Valve failure due to freezing water caused fatal release of high expansion foam

Published:  03 March, 2014

The results of an Air Force Test Center commander-directed investigation report on the fire suppression system incident that occurred at King Hangar have been released.

31-year-old Jonathan Lord (Valparaiso) died after a large amount of fire fighting foam was released into the hangar on January 8.

Lord had worked as a contractor for Defense Support Services at Eglin (northwest Florida) since 2006. Three injured people (also contractors) were treated for foam inhalation problems and released shortly after the incident.

The primary cause of the inadvertent high expansion foam discharge was a valve failure due to freezing water inside the pipes during historically low temperatures between Jan. 6 and Jan. 8. The combination of extended freezing temperatures followed by a rapid thaw resulted in burst pipes and leaks.

A wet-pipe sprinkler system inspector test station broke creating a three-inch icicle and slow leak. The wet pipe sprinkler system flow meter initiated the HEF discharge resulting in 17 feet of foam inside King Hangar. Five aircraft assigned to the 53rd Wing and 96th Test Wing were in the hangar when the HEF discharged.

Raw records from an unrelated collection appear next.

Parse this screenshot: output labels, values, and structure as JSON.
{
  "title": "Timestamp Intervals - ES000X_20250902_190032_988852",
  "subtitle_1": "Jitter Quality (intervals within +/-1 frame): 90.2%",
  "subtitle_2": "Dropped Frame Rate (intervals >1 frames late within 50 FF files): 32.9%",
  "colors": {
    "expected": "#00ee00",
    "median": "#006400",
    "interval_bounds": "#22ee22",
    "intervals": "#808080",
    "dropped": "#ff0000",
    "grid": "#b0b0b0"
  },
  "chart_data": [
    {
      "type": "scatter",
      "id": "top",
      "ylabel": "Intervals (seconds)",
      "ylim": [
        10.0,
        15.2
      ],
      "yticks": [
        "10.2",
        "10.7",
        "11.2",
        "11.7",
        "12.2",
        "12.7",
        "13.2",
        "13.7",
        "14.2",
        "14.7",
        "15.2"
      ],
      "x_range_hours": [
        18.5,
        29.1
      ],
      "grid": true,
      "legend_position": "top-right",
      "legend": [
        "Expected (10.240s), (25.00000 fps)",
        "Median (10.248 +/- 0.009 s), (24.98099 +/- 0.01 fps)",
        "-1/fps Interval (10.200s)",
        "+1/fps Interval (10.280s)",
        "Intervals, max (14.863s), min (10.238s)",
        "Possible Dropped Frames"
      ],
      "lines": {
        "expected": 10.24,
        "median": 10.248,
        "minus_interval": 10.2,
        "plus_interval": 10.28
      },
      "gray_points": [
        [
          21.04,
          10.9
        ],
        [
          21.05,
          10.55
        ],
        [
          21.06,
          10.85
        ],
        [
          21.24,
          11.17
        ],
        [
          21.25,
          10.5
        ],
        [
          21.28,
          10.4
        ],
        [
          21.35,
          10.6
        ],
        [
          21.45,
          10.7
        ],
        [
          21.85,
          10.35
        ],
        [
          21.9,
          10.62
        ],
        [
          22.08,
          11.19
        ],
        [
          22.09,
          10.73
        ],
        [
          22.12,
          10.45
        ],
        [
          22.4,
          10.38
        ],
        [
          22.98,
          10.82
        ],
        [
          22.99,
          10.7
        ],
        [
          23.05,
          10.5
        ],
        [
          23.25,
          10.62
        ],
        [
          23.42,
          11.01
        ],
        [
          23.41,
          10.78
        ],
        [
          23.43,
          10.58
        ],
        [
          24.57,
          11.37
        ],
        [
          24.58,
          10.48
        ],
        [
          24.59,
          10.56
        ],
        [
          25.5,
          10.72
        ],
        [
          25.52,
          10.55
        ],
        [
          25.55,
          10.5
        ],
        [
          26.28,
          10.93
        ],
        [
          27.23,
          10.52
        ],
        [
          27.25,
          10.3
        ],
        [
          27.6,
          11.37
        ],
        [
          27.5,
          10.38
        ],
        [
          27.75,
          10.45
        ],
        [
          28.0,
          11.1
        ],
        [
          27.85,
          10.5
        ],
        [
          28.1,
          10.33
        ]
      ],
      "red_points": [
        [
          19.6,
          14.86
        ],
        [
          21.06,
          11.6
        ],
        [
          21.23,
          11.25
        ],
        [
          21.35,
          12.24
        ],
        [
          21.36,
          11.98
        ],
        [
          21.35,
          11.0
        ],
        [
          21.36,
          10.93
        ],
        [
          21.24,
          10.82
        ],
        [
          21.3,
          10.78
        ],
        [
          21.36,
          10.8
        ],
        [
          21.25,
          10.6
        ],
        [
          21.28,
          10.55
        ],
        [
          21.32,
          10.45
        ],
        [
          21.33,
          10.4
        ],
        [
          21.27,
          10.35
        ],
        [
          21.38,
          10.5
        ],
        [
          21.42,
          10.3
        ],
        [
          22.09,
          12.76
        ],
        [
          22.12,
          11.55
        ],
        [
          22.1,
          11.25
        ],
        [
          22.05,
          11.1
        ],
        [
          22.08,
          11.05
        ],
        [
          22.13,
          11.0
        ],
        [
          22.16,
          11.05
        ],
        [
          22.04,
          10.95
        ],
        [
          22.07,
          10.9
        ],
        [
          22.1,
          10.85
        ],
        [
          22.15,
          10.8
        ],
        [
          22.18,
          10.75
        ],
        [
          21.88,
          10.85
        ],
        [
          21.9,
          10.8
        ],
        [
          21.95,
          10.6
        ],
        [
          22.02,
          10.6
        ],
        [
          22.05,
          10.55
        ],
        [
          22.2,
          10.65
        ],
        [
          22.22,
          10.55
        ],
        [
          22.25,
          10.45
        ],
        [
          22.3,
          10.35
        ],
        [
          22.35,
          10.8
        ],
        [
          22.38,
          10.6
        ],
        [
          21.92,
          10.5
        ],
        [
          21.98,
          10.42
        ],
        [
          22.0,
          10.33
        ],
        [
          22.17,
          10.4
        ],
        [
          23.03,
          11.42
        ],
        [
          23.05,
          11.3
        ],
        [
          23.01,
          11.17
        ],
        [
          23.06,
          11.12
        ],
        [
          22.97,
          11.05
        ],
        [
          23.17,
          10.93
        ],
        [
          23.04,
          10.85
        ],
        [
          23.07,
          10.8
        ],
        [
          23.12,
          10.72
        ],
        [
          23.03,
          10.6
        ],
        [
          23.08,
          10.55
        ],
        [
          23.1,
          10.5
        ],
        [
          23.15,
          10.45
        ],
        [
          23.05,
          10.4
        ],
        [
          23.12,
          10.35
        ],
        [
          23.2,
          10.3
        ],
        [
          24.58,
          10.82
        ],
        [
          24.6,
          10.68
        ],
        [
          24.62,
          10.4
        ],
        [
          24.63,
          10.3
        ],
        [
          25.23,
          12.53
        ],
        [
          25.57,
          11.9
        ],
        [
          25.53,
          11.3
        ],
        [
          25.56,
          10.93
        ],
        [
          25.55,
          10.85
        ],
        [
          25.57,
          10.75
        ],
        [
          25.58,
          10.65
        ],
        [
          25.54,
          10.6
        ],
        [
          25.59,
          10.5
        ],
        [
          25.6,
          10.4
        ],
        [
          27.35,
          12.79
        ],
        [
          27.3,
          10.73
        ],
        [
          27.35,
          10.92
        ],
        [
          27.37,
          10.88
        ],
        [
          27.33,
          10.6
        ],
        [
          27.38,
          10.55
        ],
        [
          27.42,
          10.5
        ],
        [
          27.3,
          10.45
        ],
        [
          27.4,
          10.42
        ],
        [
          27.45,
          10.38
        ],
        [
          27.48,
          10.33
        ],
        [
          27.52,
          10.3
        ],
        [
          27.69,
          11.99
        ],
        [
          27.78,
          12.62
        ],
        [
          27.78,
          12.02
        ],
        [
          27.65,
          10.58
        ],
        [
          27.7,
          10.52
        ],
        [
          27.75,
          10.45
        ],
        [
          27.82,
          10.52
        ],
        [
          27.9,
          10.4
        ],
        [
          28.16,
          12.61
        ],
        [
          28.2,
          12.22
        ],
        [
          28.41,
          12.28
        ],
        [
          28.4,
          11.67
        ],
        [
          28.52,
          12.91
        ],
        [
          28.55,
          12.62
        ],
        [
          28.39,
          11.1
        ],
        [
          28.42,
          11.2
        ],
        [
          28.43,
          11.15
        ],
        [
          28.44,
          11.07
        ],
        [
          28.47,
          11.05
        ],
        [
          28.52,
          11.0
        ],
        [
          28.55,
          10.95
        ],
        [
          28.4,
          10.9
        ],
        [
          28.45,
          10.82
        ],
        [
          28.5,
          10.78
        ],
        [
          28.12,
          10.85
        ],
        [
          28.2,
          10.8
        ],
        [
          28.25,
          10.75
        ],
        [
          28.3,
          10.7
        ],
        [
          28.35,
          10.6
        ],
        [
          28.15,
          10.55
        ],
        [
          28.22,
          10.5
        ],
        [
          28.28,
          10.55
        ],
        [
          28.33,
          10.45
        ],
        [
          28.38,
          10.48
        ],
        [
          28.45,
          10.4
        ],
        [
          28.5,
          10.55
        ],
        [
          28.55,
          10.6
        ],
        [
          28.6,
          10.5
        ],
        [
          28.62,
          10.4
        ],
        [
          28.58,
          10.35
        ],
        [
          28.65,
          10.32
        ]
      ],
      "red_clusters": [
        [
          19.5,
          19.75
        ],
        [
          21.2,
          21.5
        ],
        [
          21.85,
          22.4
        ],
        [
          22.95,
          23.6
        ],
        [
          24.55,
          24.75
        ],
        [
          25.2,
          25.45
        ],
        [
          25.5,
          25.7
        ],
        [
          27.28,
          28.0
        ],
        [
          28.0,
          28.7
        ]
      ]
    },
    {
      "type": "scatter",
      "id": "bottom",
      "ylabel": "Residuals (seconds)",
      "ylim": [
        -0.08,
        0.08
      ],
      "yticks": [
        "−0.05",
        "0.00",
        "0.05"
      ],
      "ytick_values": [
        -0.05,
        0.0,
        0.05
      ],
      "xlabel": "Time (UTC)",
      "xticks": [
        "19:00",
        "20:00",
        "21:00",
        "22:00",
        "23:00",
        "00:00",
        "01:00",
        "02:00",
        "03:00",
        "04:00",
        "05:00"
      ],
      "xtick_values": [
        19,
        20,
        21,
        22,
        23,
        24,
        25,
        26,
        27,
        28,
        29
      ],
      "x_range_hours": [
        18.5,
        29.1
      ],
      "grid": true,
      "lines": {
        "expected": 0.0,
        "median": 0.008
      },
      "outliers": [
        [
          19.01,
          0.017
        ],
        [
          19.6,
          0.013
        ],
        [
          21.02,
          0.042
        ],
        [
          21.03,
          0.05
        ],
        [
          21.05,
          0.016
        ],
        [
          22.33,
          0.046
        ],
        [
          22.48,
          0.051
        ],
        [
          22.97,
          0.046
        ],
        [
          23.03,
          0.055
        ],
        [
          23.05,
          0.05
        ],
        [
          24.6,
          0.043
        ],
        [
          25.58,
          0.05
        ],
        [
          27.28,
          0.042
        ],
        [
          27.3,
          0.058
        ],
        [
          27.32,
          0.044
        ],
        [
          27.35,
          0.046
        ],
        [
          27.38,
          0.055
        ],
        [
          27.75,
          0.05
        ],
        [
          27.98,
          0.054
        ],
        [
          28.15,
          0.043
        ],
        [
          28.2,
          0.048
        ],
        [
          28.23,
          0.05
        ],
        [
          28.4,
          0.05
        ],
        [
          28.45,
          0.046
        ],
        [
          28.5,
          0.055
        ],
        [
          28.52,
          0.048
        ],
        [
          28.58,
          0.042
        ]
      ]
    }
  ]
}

The main reason for the fatality and injuries suffered as a result of the mishap was the loss of situational awareness and decisions made by the contractors to use the building elevator from the third floor to the first floor while the incident was ongoing. The resulting fatality and injuries occurred from the HEF filling up an elevator the victims were in and they were unable to find a way out of the facility.

"This incident is very tragic as we lost a valuable member of our team, and it could have been prevented," said Maj. Gen. Arnold Bunch, the Air Force Test Center commander. "My reasons for implementing this investigation were to ensure a loss of life or injuries do not happen again. The investigation identifies a number of key areas for improved system performance and personnel training and awareness efforts.

"While we continue to grieve losing one of our own in this incident, I am confident we have solid technical information to inform our employees how to safely work in environments with fire suppressant systems and respond to any crisis that could occur," said Bunch.

The CDI made recommendations for implementation throughout AFTC to mitigate the risk of future incidents. Foremost among those the recommendations to minimize the possibility of inadvertent discharge were:

  • Review automatic activation based on wet-pipe flow
  • Improve understanding of the HEF sequence abort function to reduce the number of inadvertent HEF discharges
  • Improve wet-pipe sprinkler systems in HEF equipped hangars to decrease their failure rates
  • Tie HEF activation to wet-pipe flow plus an additional fire indicator such as a heat detection device is also a possibility to consider.

The most important of all the recommendations is to improve training of all the fire suppression system operations, according to Bunch. "What we learned from the CDI will pave the way forward for new safety and training standards across the Air Force Test Center enterprise in how we manage facilities with fire suppressant systems and how we prevent and respond to crisis incidents involving these systems," said Bunch. "We will share these findings with other AFMC (Air Force Materiel Command) and Air Force organizations so they can learn as well."

The Occupational Safety and Health Administration and Air Force Safety Investigation Board are still investigating the incident.